View Full Version : Teaching Kids

24th October 2001, 00:51
I was looking for some ideas for my kids classes to make them more fun while still learning. Anyone have any drills/games that they use in their classes? Also, how do you address the topic of bullies in your classes? Any thoughts and ideas would be greatly appreciated.

joe yang
26th October 2001, 05:10
On bullies, kids spend a lot of time in school, where they can't defend themselves, it's against school policy. On the other hand, I work in a jail, bullies are my living. I try to coach my kids classes to be very aggressive about eye contact. Without going into a lot of detail, I've learned bullies are big on selecting victims they can stare down, but are easy to stare down in turn. We call it "cop eyes" at work. It is great for sparring, and easy to learn. You can even turn it into a game or two.

1. Walk around and make eye contact.Make the kids look you in the eyes when they are drilling and you are at the head of the class.

2. make the kids make eye contact with their partner, stare them down, while practicing self defense.

3. Line them up in two rows, facing each other. Make them stare each other down, without blinking. Give them a chance, do it several times, till they all win. Kids love this drill as a break from routine.

Incidentally, eye contact is really important, I've seen magicians, mentalist, and carnie workers do amazing things with eye contact. Sneaking an axe kick onto the top of someones head is nothing compared to forcing a card on someone, sneaking it out of the deck and slipping it into your pocket, while you hold their eye contact.

30th October 2001, 05:59
I've found some great ideas at Ron Sell's website www.4kicks.com there's a whole section on teaching tips with hundreds of fun drills and class activities.

1st November 2001, 15:10
I am getting ready to move to a new part of the country. My wife, who has moved ahead of me, already has about 10 kids who want to learn karate when I get there.

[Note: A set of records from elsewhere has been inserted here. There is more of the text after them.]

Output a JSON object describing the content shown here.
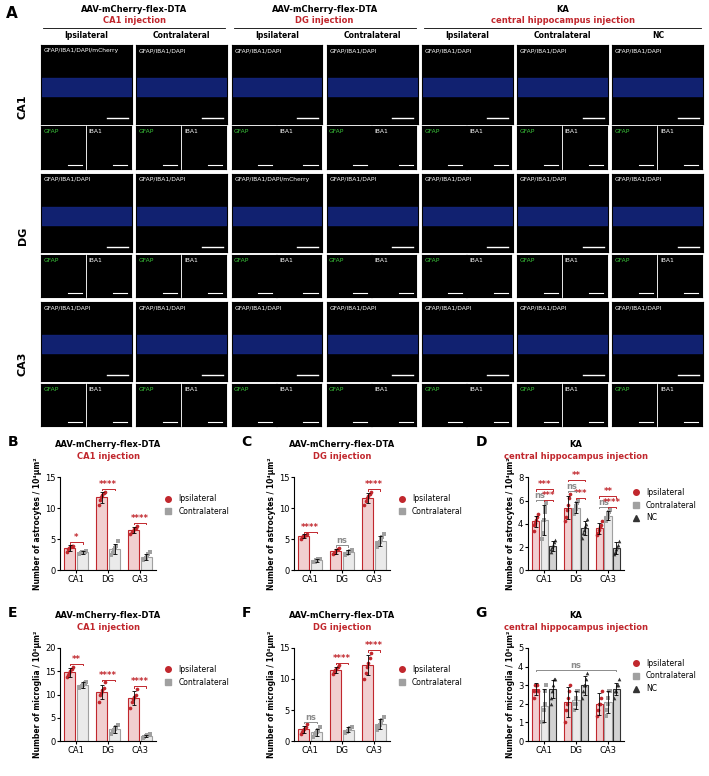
{
  "image_panel": {
    "label": "A",
    "groups": [
      {
        "title": "AAV-mCherry-flex-DTA",
        "subtitle": "CA1 injection",
        "columns": [
          "Ipsilateral",
          "Contralateral"
        ]
      },
      {
        "title": "AAV-mCherry-flex-DTA",
        "subtitle": "DG injection",
        "columns": [
          "Ipsilateral",
          "Contralateral"
        ]
      },
      {
        "title": "KA",
        "subtitle": "central hippocampus injection",
        "columns": [
          "Ipsilateral",
          "Contralateral",
          "NC"
        ]
      }
    ],
    "insets": [
      {
        "label": "GFAP",
        "color": "#3cc83c"
      },
      {
        "label": "IBA1",
        "color": "#ffffff"
      }
    ],
    "rows": [
      {
        "label": "CA1",
        "cells": [
          "GFAP/IBA1/DAPI/mCherry",
          "GFAP/IBA1/DAPI",
          "GFAP/IBA1/DAPI",
          "GFAP/IBA1/DAPI",
          "GFAP/IBA1/DAPI",
          "GFAP/IBA1/DAPI",
          "GFAP/IBA1/DAPI"
        ]
      },
      {
        "label": "DG",
        "cells": [
          "GFAP/IBA1/DAPI",
          "GFAP/IBA1/DAPI",
          "GFAP/IBA1/DAPI/mCherry",
          "GFAP/IBA1/DAPI",
          "GFAP/IBA1/DAPI",
          "GFAP/IBA1/DAPI",
          "GFAP/IBA1/DAPI"
        ]
      },
      {
        "label": "CA3",
        "cells": [
          "GFAP/IBA1/DAPI",
          "GFAP/IBA1/DAPI",
          "GFAP/IBA1/DAPI",
          "GFAP/IBA1/DAPI",
          "GFAP/IBA1/DAPI",
          "GFAP/IBA1/DAPI",
          "GFAP/IBA1/DAPI"
        ]
      }
    ]
  },
  "chart_data": [
    {
      "panel": "B",
      "type": "bar",
      "title": "AAV-mCherry-flex-DTA",
      "subtitle": "CA1 injection",
      "y_label": "Number of astrocytes / 10⁴μm²",
      "categories": [
        "CA1",
        "DG",
        "CA3"
      ],
      "ylim": [
        0,
        15
      ],
      "yticks": [
        0,
        5,
        10,
        15
      ],
      "legend": "right",
      "series": [
        {
          "name": "Ipsilateral",
          "color": "#c1272d",
          "marker": "circle",
          "values": [
            3.6,
            11.8,
            6.5
          ],
          "errors": [
            0.5,
            0.9,
            0.5
          ],
          "points": [
            [
              3.0,
              3.4,
              3.6,
              3.8,
              3.9,
              4.0
            ],
            [
              10.5,
              11.3,
              11.8,
              12.2,
              12.4,
              12.6
            ],
            [
              5.9,
              6.1,
              6.3,
              6.6,
              6.9,
              7.2
            ]
          ]
        },
        {
          "name": "Contralateral",
          "color": "#a0a0a0",
          "marker": "square",
          "values": [
            2.9,
            3.5,
            2.2
          ],
          "errors": [
            0.2,
            0.8,
            0.5
          ],
          "points": [
            [
              2.7,
              2.8,
              2.9,
              2.9,
              3.0,
              3.1
            ],
            [
              2.5,
              2.8,
              3.2,
              3.6,
              4.0,
              4.8
            ],
            [
              1.6,
              1.8,
              2.0,
              2.3,
              2.6,
              2.9
            ]
          ]
        }
      ],
      "annotations": [
        {
          "category": "CA1",
          "from": "Ipsilateral",
          "to": "Contralateral",
          "text": "*",
          "color": "#c1272d"
        },
        {
          "category": "DG",
          "from": "Ipsilateral",
          "to": "Contralateral",
          "text": "****",
          "color": "#c1272d"
        },
        {
          "category": "CA3",
          "from": "Ipsilateral",
          "to": "Contralateral",
          "text": "****",
          "color": "#c1272d"
        }
      ]
    },
    {
      "panel": "C",
      "type": "bar",
      "title": "AAV-mCherry-flex-DTA",
      "subtitle": "DG injection",
      "y_label": "Number of astrocytes / 10⁴μm²",
      "categories": [
        "CA1",
        "DG",
        "CA3"
      ],
      "ylim": [
        0,
        15
      ],
      "yticks": [
        0,
        5,
        10,
        15
      ],
      "legend": "right",
      "series": [
        {
          "name": "Ipsilateral",
          "color": "#c1272d",
          "marker": "circle",
          "values": [
            5.5,
            3.1,
            11.7
          ],
          "errors": [
            0.3,
            0.4,
            0.8
          ],
          "points": [
            [
              5.1,
              5.3,
              5.5,
              5.6,
              5.7,
              5.8
            ],
            [
              2.6,
              2.8,
              3.0,
              3.2,
              3.4,
              3.6
            ],
            [
              10.6,
              11.2,
              11.6,
              11.9,
              12.3,
              12.6
            ]
          ]
        },
        {
          "name": "Contralateral",
          "color": "#a0a0a0",
          "marker": "square",
          "values": [
            1.6,
            2.9,
            4.8
          ],
          "errors": [
            0.2,
            0.3,
            0.8
          ],
          "points": [
            [
              1.3,
              1.4,
              1.6,
              1.7,
              1.8,
              1.9
            ],
            [
              2.5,
              2.7,
              2.9,
              3.0,
              3.1,
              3.2
            ],
            [
              3.8,
              4.2,
              4.6,
              5.0,
              5.4,
              5.8
            ]
          ]
        }
      ],
      "annotations": [
        {
          "category": "CA1",
          "from": "Ipsilateral",
          "to": "Contralateral",
          "text": "****",
          "color": "#c1272d"
        },
        {
          "category": "DG",
          "from": "Ipsilateral",
          "to": "Contralateral",
          "text": "ns",
          "color": "#8c8c8c"
        },
        {
          "category": "CA3",
          "from": "Ipsilateral",
          "to": "Contralateral",
          "text": "****",
          "color": "#c1272d"
        }
      ]
    },
    {
      "panel": "D",
      "type": "bar",
      "title": "KA",
      "subtitle": "central hippocampus injection",
      "y_label": "Number of astrocytes / 10⁴μm²",
      "categories": [
        "CA1",
        "DG",
        "CA3"
      ],
      "ylim": [
        0,
        8
      ],
      "yticks": [
        0,
        2,
        4,
        6,
        8
      ],
      "legend": "right",
      "series": [
        {
          "name": "Ipsilateral",
          "color": "#c1272d",
          "marker": "circle",
          "values": [
            4.2,
            5.4,
            3.6
          ],
          "errors": [
            0.5,
            1.0,
            0.5
          ],
          "points": [
            [
              3.4,
              3.9,
              4.1,
              4.3,
              4.6,
              4.8
            ],
            [
              4.2,
              4.6,
              5.2,
              5.6,
              6.2,
              6.6
            ],
            [
              3.0,
              3.2,
              3.5,
              3.7,
              3.9,
              4.2
            ]
          ]
        },
        {
          "name": "Contralateral",
          "color": "#a0a0a0",
          "marker": "square",
          "values": [
            4.3,
            5.4,
            4.7
          ],
          "errors": [
            1.3,
            0.5,
            0.4
          ],
          "points": [
            [
              2.7,
              3.2,
              4.3,
              5.0,
              5.4,
              5.8
            ],
            [
              4.8,
              5.1,
              5.3,
              5.5,
              5.8,
              6.0
            ],
            [
              4.2,
              4.4,
              4.6,
              4.8,
              5.0,
              5.2
            ]
          ]
        },
        {
          "name": "NC",
          "color": "#333333",
          "marker": "triangle",
          "values": [
            2.1,
            3.6,
            1.9
          ],
          "errors": [
            0.4,
            0.6,
            0.5
          ],
          "points": [
            [
              1.6,
              1.8,
              2.0,
              2.2,
              2.4,
              2.6
            ],
            [
              2.8,
              3.2,
              3.5,
              3.8,
              4.0,
              4.4
            ],
            [
              1.4,
              1.6,
              1.8,
              2.0,
              2.2,
              2.5
            ]
          ]
        }
      ],
      "annotations": [
        {
          "category": "CA1",
          "from": "Ipsilateral",
          "to": "Contralateral",
          "text": "ns",
          "color": "#8c8c8c"
        },
        {
          "category": "CA1",
          "from": "Contralateral",
          "to": "NC",
          "text": "***",
          "color": "#c1272d"
        },
        {
          "category": "CA1",
          "from": "Ipsilateral",
          "to": "NC",
          "text": "***",
          "color": "#c1272d"
        },
        {
          "category": "DG",
          "from": "Ipsilateral",
          "to": "Contralateral",
          "text": "ns",
          "color": "#8c8c8c"
        },
        {
          "category": "DG",
          "from": "Contralateral",
          "to": "NC",
          "text": "***",
          "color": "#c1272d"
        },
        {
          "category": "DG",
          "from": "Ipsilateral",
          "to": "NC",
          "text": "**",
          "color": "#c1272d"
        },
        {
          "category": "CA3",
          "from": "Ipsilateral",
          "to": "Contralateral",
          "text": "ns",
          "color": "#8c8c8c"
        },
        {
          "category": "CA3",
          "from": "Contralateral",
          "to": "NC",
          "text": "****",
          "color": "#c1272d"
        },
        {
          "category": "CA3",
          "from": "Ipsilateral",
          "to": "NC",
          "text": "**",
          "color": "#c1272d"
        }
      ]
    },
    {
      "panel": "E",
      "type": "bar",
      "title": "AAV-mCherry-flex-DTA",
      "subtitle": "CA1 injection",
      "y_label": "Number of microglia / 10⁴μm²",
      "categories": [
        "CA1",
        "DG",
        "CA3"
      ],
      "ylim": [
        0,
        20
      ],
      "yticks": [
        0,
        5,
        10,
        15,
        20
      ],
      "legend": "right",
      "series": [
        {
          "name": "Ipsilateral",
          "color": "#c1272d",
          "marker": "circle",
          "values": [
            14.8,
            10.6,
            9.2
          ],
          "errors": [
            1.0,
            1.5,
            1.5
          ],
          "points": [
            [
              13.8,
              14.2,
              14.6,
              15.0,
              15.4,
              16.0
            ],
            [
              8.5,
              9.8,
              10.3,
              10.9,
              11.4,
              12.6
            ],
            [
              7.2,
              8.3,
              9.0,
              9.5,
              10.0,
              11.2
            ]
          ]
        },
        {
          "name": "Contralateral",
          "color": "#a0a0a0",
          "marker": "square",
          "values": [
            12.0,
            2.5,
            1.1
          ],
          "errors": [
            0.6,
            0.8,
            0.3
          ],
          "points": [
            [
              11.3,
              11.6,
              11.9,
              12.1,
              12.4,
              12.7
            ],
            [
              1.6,
              1.9,
              2.3,
              2.6,
              3.0,
              3.5
            ],
            [
              0.7,
              0.9,
              1.0,
              1.2,
              1.3,
              1.5
            ]
          ]
        }
      ],
      "annotations": [
        {
          "category": "CA1",
          "from": "Ipsilateral",
          "to": "Contralateral",
          "text": "**",
          "color": "#c1272d"
        },
        {
          "category": "DG",
          "from": "Ipsilateral",
          "to": "Contralateral",
          "text": "****",
          "color": "#c1272d"
        },
        {
          "category": "CA3",
          "from": "Ipsilateral",
          "to": "Contralateral",
          "text": "****",
          "color": "#c1272d"
        }
      ]
    },
    {
      "panel": "F",
      "type": "bar",
      "title": "AAV-mCherry-flex-DTA",
      "subtitle": "DG injection",
      "y_label": "Number of microglia / 10⁴μm²",
      "categories": [
        "CA1",
        "DG",
        "CA3"
      ],
      "ylim": [
        0,
        15
      ],
      "yticks": [
        0,
        5,
        10,
        15
      ],
      "legend": "right",
      "series": [
        {
          "name": "Ipsilateral",
          "color": "#c1272d",
          "marker": "circle",
          "values": [
            1.9,
            11.5,
            12.2
          ],
          "errors": [
            0.6,
            0.5,
            1.6
          ],
          "points": [
            [
              1.1,
              1.5,
              1.8,
              2.0,
              2.3,
              2.7
            ],
            [
              10.8,
              11.1,
              11.4,
              11.6,
              11.9,
              12.2
            ],
            [
              10.0,
              11.0,
              12.0,
              12.6,
              13.4,
              14.2
            ]
          ]
        },
        {
          "name": "Contralateral",
          "color": "#a0a0a0",
          "marker": "square",
          "values": [
            1.4,
            1.8,
            2.8
          ],
          "errors": [
            0.6,
            0.4,
            0.8
          ],
          "points": [
            [
              0.7,
              1.0,
              1.3,
              1.5,
              1.8,
              2.2
            ],
            [
              1.3,
              1.5,
              1.7,
              1.9,
              2.1,
              2.3
            ],
            [
              1.8,
              2.2,
              2.6,
              3.0,
              3.4,
              3.8
            ]
          ]
        }
      ],
      "annotations": [
        {
          "category": "CA1",
          "from": "Ipsilateral",
          "to": "Contralateral",
          "text": "ns",
          "color": "#8c8c8c"
        },
        {
          "category": "DG",
          "from": "Ipsilateral",
          "to": "Contralateral",
          "text": "****",
          "color": "#c1272d"
        },
        {
          "category": "CA3",
          "from": "Ipsilateral",
          "to": "Contralateral",
          "text": "****",
          "color": "#c1272d"
        }
      ]
    },
    {
      "panel": "G",
      "type": "bar",
      "title": "KA",
      "subtitle": "central hippocampus injection",
      "y_label": "Number of microglia / 10⁴μm²",
      "categories": [
        "CA1",
        "DG",
        "CA3"
      ],
      "ylim": [
        0,
        5
      ],
      "yticks": [
        0,
        1,
        2,
        3,
        4,
        5
      ],
      "legend": "right",
      "series": [
        {
          "name": "Ipsilateral",
          "color": "#c1272d",
          "marker": "circle",
          "values": [
            2.8,
            2.1,
            2.0
          ],
          "errors": [
            0.3,
            0.8,
            0.6
          ],
          "points": [
            [
              2.33,
              2.67,
              3.0,
              3.0,
              3.0,
              2.67
            ],
            [
              1.0,
              1.67,
              2.0,
              2.33,
              2.67,
              3.0
            ],
            [
              1.33,
              1.67,
              2.0,
              2.0,
              2.33,
              2.67
            ]
          ]
        },
        {
          "name": "Contralateral",
          "color": "#a0a0a0",
          "marker": "square",
          "values": [
            1.9,
            2.2,
            2.1
          ],
          "errors": [
            0.9,
            0.5,
            0.6
          ],
          "points": [
            [
              1.0,
              1.0,
              1.67,
              2.0,
              2.67,
              3.0
            ],
            [
              1.67,
              2.0,
              2.0,
              2.33,
              2.67,
              2.67
            ],
            [
              1.33,
              1.67,
              2.0,
              2.33,
              2.67,
              2.67
            ]
          ]
        },
        {
          "name": "NC",
          "color": "#333333",
          "marker": "triangle",
          "values": [
            2.8,
            3.0,
            2.8
          ],
          "errors": [
            0.5,
            0.5,
            0.3
          ],
          "points": [
            [
              2.0,
              2.33,
              2.67,
              3.0,
              3.33,
              3.33
            ],
            [
              2.33,
              2.67,
              3.0,
              3.0,
              3.33,
              3.67
            ],
            [
              2.33,
              2.67,
              2.67,
              3.0,
              3.0,
              3.33
            ]
          ]
        }
      ],
      "annotations": [
        {
          "from": "CA1",
          "to": "CA3",
          "text": "ns",
          "color": "#8c8c8c"
        }
      ]
    }
  ]
}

I plan on opening a Taijutsu/Karate dojo after a time. The thing that has been on my mind is the bully situation.

Mr. Yang is right when he says that kids are not allowed to defend themselves. Policy is reactive and poorly so in our schools today.

In college self-defense classes I have given, we give our students a sort of routine for judging and dealing with assailants and aggressive individuals. I was thinking that kids really need the same thing, and they need to be given permission to defend themselves when absolutely necessary, particularly teenagers.

My routine would be as follows:

1. Eye contact, Mr. Yang is so correct about this, but the type of eye contact is important. You must not initiate challenging eye contact but meet it when initiated on you.

2. Talk your way out of it first and make distance.

3. They get a maximum of three warnings if they enter your zone of personal safety (subjective). If they put their hands on you, no warnings, but act accordingly.

4. You can defend yourself, but try to use equal force, subduing the assailant is preferable if possible. If not, do what is prudent.

5. The students must understand that they will probably get in trouble for defending themselves due to school policy and will have to deal with that. However, as long as their defense is justified, you as their instructor will respect their decision.

6. This should be discussed with the parents of the children, and your reasoning explained. Parents should be made aware of the very real dangers present in the daily lives of school children in many parts of the country. They should be encouraged to support their children should the child be punished for defending himself or herself.

7. Students uncomfortable with this plan should be helped in forming a plan they are comfortable with. They know the situations they are in at school.

For younger students particularly 4th or 5th grade or younger, an emphasis on grappling self-defense techniques should be made. At this age, it all becomes a wrestling match anyway, and grappling for young children is safer and gives them a way to confidently defend themselves.

School officials would find this plan unacceptable, and this is why it must be made clear to the students that they will probably be punished for their decision, but that the decision was not necessarily wrong.

1st November 2001, 15:49
Regarding making classes fun for kids:

Always work within their attention span. Next time you show the kids a new technique, stand back a little and watch how long it takes for the activity level to drop. It might only take two or three minutes, depending upon the age group of the class. As soon as you see the activity level begin to slow, introduce the next technique. That way you'll keep them interested and they'll enjoy it more.

Regarding games:

Try "Sticks & Stones". Each kid gets a tanbo which they have to tuck into their belt, behind their back. They are not allowed to hold on to their own stick. The object of the game is that they have to take as many sticks as they can off the rest of the class, without losing their own. If they lose their own stick they become a "stone" and have to sit down where they are. If they can reach up and grab someone else's stick, they can tuck it into their belt and join in again. The winner is the one left with the most sticks.

There are a lot of lessons in this game. They learn to keep facing their opponent. They also learn to keep their back to the edge of the mat. The better students soon learn to stay in the corners. Give one student FIVE sticks, and see how long it takes for them to realise that carrying anything valuable makes them a target. Also, the kids who last the longest are those that stand quietly to one side and DON'T try to take anyone else's stick. They get left alone!

Regarding bullies:

Ask the kids to recall if they tease someone else. Many kids don't realise that their idea of harmless teasing is their victim's idea of bullying.